In line with Welsh Government advice and guidance, we have started to reopen a selection of our unstaffed heritage sites in a safe and controlled way — for the benefit of local communities.
We are pleased to announce that this monument is now open and is free to view or visit with no pre-booking required. Please adhere to our new visitation guidelines, act responsibly and be respectful towards the site and its local area at all times.
Site opening times, parking and other available facilities at our reopened sites may have changed. Please check this site’s webpage carefully for specific updates.
For further information on what to expect and how to stay safe during your visit, please read our FAQs page.
Conservation works 2020-2022
With strict social distancing measures and new health and safety procedures firmly in place, the heritage conservation project at Coity Castle will resume this week (15 June).
The health and safety of everyone involved is our top priority & we will continue to take all necessary steps to ensure that each individual feels safe while working on site.

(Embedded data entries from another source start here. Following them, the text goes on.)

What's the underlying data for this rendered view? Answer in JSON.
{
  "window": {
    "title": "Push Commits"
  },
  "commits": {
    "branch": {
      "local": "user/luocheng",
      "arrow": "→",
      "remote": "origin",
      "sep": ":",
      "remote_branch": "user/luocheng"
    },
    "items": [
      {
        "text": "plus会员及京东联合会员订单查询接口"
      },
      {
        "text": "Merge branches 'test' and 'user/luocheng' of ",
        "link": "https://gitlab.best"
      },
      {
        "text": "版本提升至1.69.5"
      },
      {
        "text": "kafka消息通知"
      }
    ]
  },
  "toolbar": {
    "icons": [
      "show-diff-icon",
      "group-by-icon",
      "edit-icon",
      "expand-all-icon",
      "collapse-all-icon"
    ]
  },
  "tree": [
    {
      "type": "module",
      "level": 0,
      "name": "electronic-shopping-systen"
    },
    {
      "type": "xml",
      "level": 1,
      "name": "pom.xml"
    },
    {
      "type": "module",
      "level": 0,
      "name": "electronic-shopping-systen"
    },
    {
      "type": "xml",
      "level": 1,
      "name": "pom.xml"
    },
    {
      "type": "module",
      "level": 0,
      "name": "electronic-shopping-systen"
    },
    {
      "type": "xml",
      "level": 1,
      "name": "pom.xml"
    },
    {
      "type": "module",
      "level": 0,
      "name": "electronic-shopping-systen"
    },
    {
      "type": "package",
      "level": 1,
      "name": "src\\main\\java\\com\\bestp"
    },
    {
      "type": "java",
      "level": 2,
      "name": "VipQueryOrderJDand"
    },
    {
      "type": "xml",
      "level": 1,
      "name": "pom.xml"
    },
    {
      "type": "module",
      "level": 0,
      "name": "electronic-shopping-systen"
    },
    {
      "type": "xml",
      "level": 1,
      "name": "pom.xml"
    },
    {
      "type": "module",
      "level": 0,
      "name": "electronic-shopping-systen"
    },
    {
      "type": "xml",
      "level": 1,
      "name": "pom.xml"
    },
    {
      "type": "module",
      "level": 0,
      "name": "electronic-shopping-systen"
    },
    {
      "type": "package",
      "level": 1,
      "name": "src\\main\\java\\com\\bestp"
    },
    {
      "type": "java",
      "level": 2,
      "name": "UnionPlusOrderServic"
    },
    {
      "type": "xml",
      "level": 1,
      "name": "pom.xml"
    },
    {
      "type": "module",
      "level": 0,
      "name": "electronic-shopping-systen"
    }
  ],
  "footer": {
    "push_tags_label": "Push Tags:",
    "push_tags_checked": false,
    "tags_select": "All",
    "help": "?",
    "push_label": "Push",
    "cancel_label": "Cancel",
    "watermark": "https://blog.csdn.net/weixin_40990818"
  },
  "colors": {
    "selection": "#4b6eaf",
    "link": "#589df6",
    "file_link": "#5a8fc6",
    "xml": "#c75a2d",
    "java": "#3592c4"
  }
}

Romantic ruined castle, a storyboard in stone
Originally founded in the early 12th century, Coity’s remains are a centuries-spanning jumble of architectural styles that reflect its lengthy occupation. Begun as an earthwork castle around AD 1100, the stone keep and curtain wall were late 12th-century additions. Major rebuilding took place in the 14th century and again in the 15th, after Owain Glyndŵr laid siege to the castle during his uprising against English rule. Further modifications were made in the early 16th century, including the addition of a third floor.
Though the castle is now a ruin, remaining features from each era shed light on its long and storied life.